Visitors to the shrine of Hussein and his brother Abbas are not driven by emotion alone. They cry be reminded of the atrocious nature of his death, in doing so, they reaffirm their pledge to his ideals. The first thing that pilgrims do upon reaching his shrine is recite the Ziyara, a sacred text which summarizes the status of Hussein. In it, they begin the address by calling Hussein the “inheritor” of Adam, Noah, Abraham, Moses and Jesus. There is something profound in making this proclamation. It shows that Hussein’s message of truth, justice, and love for the oppressed is viewed as an inseparable extension of all divinely-appointed prophets. People go to Karbala not to marvel at the city’s landscape - lush with date palms, or to admire the mausoleum’s physical beauty, or to shop, be entertained, or to visit ancient historical sites. They go to cry.

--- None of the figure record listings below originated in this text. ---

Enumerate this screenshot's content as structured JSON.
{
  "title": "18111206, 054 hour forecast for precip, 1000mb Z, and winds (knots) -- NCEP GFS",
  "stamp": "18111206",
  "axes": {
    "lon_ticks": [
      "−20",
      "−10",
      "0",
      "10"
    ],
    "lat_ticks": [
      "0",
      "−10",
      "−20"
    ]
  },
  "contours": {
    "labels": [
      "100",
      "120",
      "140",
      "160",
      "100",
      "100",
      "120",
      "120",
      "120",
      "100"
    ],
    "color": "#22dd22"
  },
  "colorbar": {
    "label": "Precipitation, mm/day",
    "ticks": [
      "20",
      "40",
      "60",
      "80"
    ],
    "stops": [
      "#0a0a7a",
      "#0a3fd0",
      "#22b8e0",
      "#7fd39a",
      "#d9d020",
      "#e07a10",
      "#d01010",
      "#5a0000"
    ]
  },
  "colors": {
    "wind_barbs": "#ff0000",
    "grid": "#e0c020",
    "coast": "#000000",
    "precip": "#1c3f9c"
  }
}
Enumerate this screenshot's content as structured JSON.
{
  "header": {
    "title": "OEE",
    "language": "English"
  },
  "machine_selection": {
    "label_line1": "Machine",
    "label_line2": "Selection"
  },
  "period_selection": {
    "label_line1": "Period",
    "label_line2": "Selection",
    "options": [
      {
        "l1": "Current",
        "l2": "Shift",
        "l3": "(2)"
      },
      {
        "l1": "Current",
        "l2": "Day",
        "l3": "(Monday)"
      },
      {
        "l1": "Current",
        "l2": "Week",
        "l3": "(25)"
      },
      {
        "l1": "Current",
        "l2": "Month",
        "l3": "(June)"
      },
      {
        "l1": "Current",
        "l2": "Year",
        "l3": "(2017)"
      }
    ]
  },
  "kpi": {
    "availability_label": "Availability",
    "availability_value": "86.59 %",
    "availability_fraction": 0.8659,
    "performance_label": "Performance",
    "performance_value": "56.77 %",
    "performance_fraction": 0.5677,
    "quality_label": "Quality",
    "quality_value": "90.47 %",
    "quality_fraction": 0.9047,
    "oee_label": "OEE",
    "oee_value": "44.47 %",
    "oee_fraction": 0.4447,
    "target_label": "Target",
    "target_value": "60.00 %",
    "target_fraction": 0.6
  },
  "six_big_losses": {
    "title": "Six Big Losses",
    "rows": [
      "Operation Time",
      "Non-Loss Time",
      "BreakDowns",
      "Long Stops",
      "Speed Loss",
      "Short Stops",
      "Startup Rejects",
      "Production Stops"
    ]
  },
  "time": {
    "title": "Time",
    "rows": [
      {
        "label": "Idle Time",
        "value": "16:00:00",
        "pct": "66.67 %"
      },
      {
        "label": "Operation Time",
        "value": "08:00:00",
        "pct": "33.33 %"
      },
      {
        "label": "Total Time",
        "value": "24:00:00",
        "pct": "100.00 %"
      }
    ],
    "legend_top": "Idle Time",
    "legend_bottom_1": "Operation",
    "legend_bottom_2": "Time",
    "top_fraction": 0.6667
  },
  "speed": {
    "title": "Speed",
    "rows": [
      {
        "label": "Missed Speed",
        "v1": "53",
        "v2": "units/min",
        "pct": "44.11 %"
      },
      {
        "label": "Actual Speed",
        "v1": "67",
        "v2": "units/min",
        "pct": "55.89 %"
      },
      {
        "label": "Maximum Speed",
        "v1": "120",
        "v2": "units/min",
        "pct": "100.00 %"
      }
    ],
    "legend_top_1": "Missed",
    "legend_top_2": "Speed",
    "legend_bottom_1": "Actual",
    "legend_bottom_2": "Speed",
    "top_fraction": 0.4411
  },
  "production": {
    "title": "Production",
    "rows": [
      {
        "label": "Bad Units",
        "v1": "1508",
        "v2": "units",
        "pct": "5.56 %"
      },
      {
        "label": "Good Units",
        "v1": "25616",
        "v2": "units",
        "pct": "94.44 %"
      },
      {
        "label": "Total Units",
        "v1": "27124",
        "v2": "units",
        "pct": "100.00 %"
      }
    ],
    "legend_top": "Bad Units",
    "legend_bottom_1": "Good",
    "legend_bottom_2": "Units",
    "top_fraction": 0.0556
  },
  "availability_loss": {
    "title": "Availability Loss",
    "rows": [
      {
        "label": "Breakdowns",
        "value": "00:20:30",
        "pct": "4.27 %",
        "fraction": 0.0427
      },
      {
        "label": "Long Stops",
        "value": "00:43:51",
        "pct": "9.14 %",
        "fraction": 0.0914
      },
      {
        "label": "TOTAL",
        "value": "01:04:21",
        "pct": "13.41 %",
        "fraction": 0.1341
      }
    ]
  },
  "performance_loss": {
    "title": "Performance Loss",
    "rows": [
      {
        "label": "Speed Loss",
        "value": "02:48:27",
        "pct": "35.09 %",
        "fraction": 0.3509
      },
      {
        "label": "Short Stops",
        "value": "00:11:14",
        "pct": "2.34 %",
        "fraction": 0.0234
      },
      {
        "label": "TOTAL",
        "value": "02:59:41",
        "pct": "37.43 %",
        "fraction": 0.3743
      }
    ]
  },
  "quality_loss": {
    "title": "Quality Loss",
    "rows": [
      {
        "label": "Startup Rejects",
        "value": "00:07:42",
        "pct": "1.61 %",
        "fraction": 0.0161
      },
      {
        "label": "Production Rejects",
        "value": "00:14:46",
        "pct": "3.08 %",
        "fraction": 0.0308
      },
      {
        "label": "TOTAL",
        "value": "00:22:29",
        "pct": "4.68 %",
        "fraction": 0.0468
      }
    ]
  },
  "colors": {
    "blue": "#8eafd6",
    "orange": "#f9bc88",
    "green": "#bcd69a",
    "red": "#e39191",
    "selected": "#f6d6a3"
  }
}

To mourn and experience the angelic aura of Hussein. They enter the sacred shrine weeping and lamenting the greatest act of sacrifice ever seen. It is as though every person has established a personal relationship with the man they have never seen. They talk to him and call out his name; they grip the housing of his tomb; they kiss the floor leading into the shrine; they touch its walls and doors in the same manner one touches the face of a long-lost friend. It is a picturesque vista of epic proportions. What motivates these people is something that requires an understanding of the character and status of Imam Hussein and the spiritual relationship that those who have come to know him have developed with his living legend.




If the world understood Hussein, his message, and his sacrifice, they would begin to understand the ancient roots of Daesh and its credo of death and destruction. It was centuries ago in Karbala that humanity witnessed the genesis of senseless monstrosities, epitomized in the murderers of Hussein. It was pitch black darkness v. Absolute shining light, an exhibition of vice v. a festival of virtue, hence the potent specter of Hussein today. His presence is primordially woven into every facet of their lives. His legend encourages, inspires, and champions change for the better, and no amount of media blackout can extinguish its light. “Who is this Hussein”? For hundreds of millions of his followers, a question this profound, which can cause people to relinquish their religion for another, can be answered only when you have marched to the shrine of Hussein on foot.